Fleeing: We started by traveling a short distance north to an oasis by the name of En Gedi. It was in this area where David hid in a cave while fleeing from King Saul. 1 Samuel 24 tells us while Saul relieved himself at the front of the cave, David and his men were hiding in the back of the cave. David cut off the corner of the King's robe to prove that he could have killed him but didn't. What an amazing amount of running water here in the desert. David probably used this as a place to feed the sheep he kept for his father when he was younger. This oasis is by the Dead Sea. The sea is so salty nothing can grow or live in it. But a prophecy in Ezekiel 47 says that one day a river will flow from the Temple in Jerusalem in such quantity that it will turn all the Dead Sea into a living sea of fresh water. The same kinds of fish that live in the Mediterranean Sea will inhabit this revived sea. And En Gedi will become a fishing village at that time. How just like our Father to take something dead and make it alive again!

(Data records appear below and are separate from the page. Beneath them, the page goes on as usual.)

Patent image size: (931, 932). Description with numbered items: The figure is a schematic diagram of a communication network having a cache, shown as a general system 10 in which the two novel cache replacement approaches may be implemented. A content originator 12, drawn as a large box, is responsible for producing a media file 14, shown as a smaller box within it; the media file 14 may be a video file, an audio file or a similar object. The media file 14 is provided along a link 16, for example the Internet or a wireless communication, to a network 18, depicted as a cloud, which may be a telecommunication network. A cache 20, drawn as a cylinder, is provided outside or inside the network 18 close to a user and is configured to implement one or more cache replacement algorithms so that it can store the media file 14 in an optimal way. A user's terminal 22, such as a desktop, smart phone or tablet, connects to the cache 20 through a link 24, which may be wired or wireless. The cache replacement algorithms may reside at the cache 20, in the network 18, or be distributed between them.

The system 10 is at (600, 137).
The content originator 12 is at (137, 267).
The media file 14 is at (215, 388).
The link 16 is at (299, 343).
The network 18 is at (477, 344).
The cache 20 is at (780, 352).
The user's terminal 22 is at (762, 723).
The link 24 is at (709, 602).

Fighting: We turned back south and stopped at the mountain fortress of Masada. King Herod built an opulent palace and living compound here in the desert on a plateau that rises almost 1300 feet high on the east side. Its purpose was probably to administrate the perfume trade route that went from Yemen to the sea port of Gaza. In 66 A.D. or so, Jewish rebels came here from Jerusalem to find a final stronghold to resist the Romans. After the fall of Jerusalem in 70 A.D., more people joined them until over 900 people inhabited the mountain. In 73 A.D. the Romans laid siege to Masada to stop the rebellion. Once a ramp was finished and it was clear there would be a conclusion in the morning, the rebels did the unthinkable. Choosing to die with dignity rather than have their women and children abused and them serve as slaves, each man killed his own family and then they drew lots such that they killed each other until a lone survivor committed suicide. Two old women and a few children hid to escape death and were the ones to tell the story. To see such insight into water collection and use in the desert was stunning. Large cisterns (one of which could hold almost 3/4 of a million gallons or more) provided water for a bath house, large swimming pool, and other excesses.
Floating: We returned to the hotel shortly after noon. Our afternoon was filled with floating in the Dead Sea or in the warm Dead Sea spa in our hotel; pampering with massages and pedicures; and rest. Tomorrow we head for the Holy City of Jerusalem.